I had a case out here in Virginia just recently. Chairman Smith of the Rules Committee called me up and said that they are building a hospital out here in Manassas, and he believed that our wage determination did not reflect accurately the rates for that particular project.

Mr. GRIFFIN. He is a Member of Congress. Is he a little different? Or not?

Mr. DONAHUE. No, I would not regard him as any different.

I would say emphatically to the Congressman if it had been a member of the hospital board, he would receive exactly the same treatment. Mr. ROOSEVELT. I think the record should show he is a rather influential Member of Congress.

Mr. GRIFFIN. For purposes of information in the record, and so that others would not have the impression that this information is available on a regional basis, do I understand that the regional sections of your Department are regional only in their operation, but they are physically located in Washington?

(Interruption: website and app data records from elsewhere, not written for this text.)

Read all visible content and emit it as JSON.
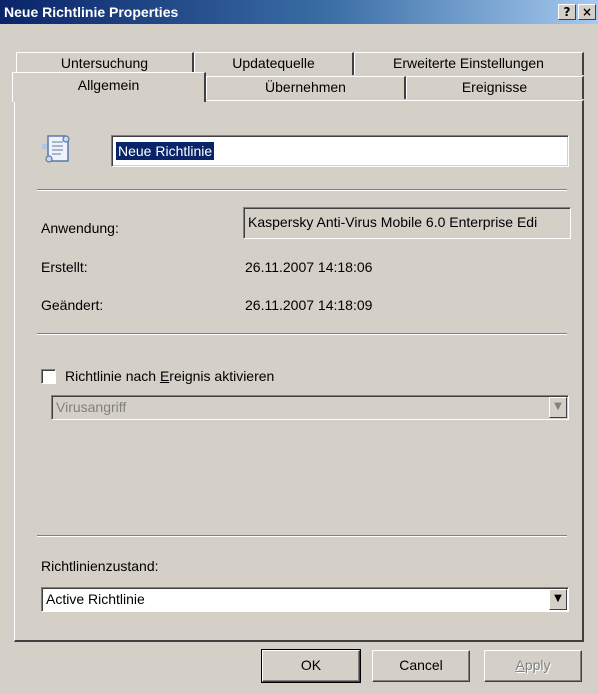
{
  "window": {
    "title": "Neue Richtlinie Properties",
    "help_glyph": "?",
    "close_glyph": "×"
  },
  "tabs": {
    "back_row": [
      "Untersuchung",
      "Updatequelle",
      "Erweiterte Einstellungen"
    ],
    "front_row": [
      "Allgemein",
      "Übernehmen",
      "Ereignisse"
    ],
    "active": "Allgemein"
  },
  "general": {
    "policy_name": "Neue Richtlinie",
    "application_label": "Anwendung:",
    "application_value": "Kaspersky Anti-Virus Mobile 6.0 Enterprise Edi",
    "created_label": "Erstellt:",
    "created_value": "26.11.2007 14:18:06",
    "modified_label": "Geändert:",
    "modified_value": "26.11.2007 14:18:09",
    "activate_on_event": {
      "label_pre": "Richtlinie nach ",
      "label_accel": "E",
      "label_post": "reignis aktivieren",
      "checked": false
    },
    "event_select": {
      "value": "Virusangriff",
      "enabled": false
    },
    "state_label": "Richtlinienzustand:",
    "state_select": {
      "value": "Active Richtlinie"
    }
  },
  "buttons": {
    "ok": "OK",
    "cancel": "Cancel",
    "apply_accel": "A",
    "apply_rest": "pply"
  },
  "icons": {
    "policy": "scroll-document-icon",
    "dropdown": "chevron-down-icon"
  },
  "colors": {
    "face": "#d4d0c8",
    "title_active": "#0a246a",
    "selection": "#0a246a",
    "disabled_text": "#808080"
  }
}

Mr. DONAHUE. That is exactly correct.

Mr. GRIFFIN. So that if a person in Timbuctoo or California wants to check the information in the file for his area, he would have to come to Washington and ask you for permission to look in your file; is that correct?

Mr. DONAHUE. Well, if he wanted to see our file, that is so; but I would like to say this. We have many situations of confusion understandably arising under this statute as to what is a prevailing rate, and where it is insisted within a locality that the wage rate is different from what we are fixing, it is not infrequent that we send somebody right to the spot to find out. And we have done that time and again to perfect our information. Both of us cannot be right; in other words, let us find out what the facts are here.

Mr. ROOSEVELT. Mr. Griffin has brought up a point on which I would like to get some information.

If somebody, in deference to my friend Mr. Martin, wants this information, he must come to Washington. And is there not some possible consideration to be given to the maintenance of the Department's information in slightly more regional areas than Washington is? Mr. DONAHUE. I heartily agree with the chairman. I think we should give consideration to any proposal that might improve the access to our information and our ways of determining what prevails. Mr. PUCINSKI. Mr. Chairman?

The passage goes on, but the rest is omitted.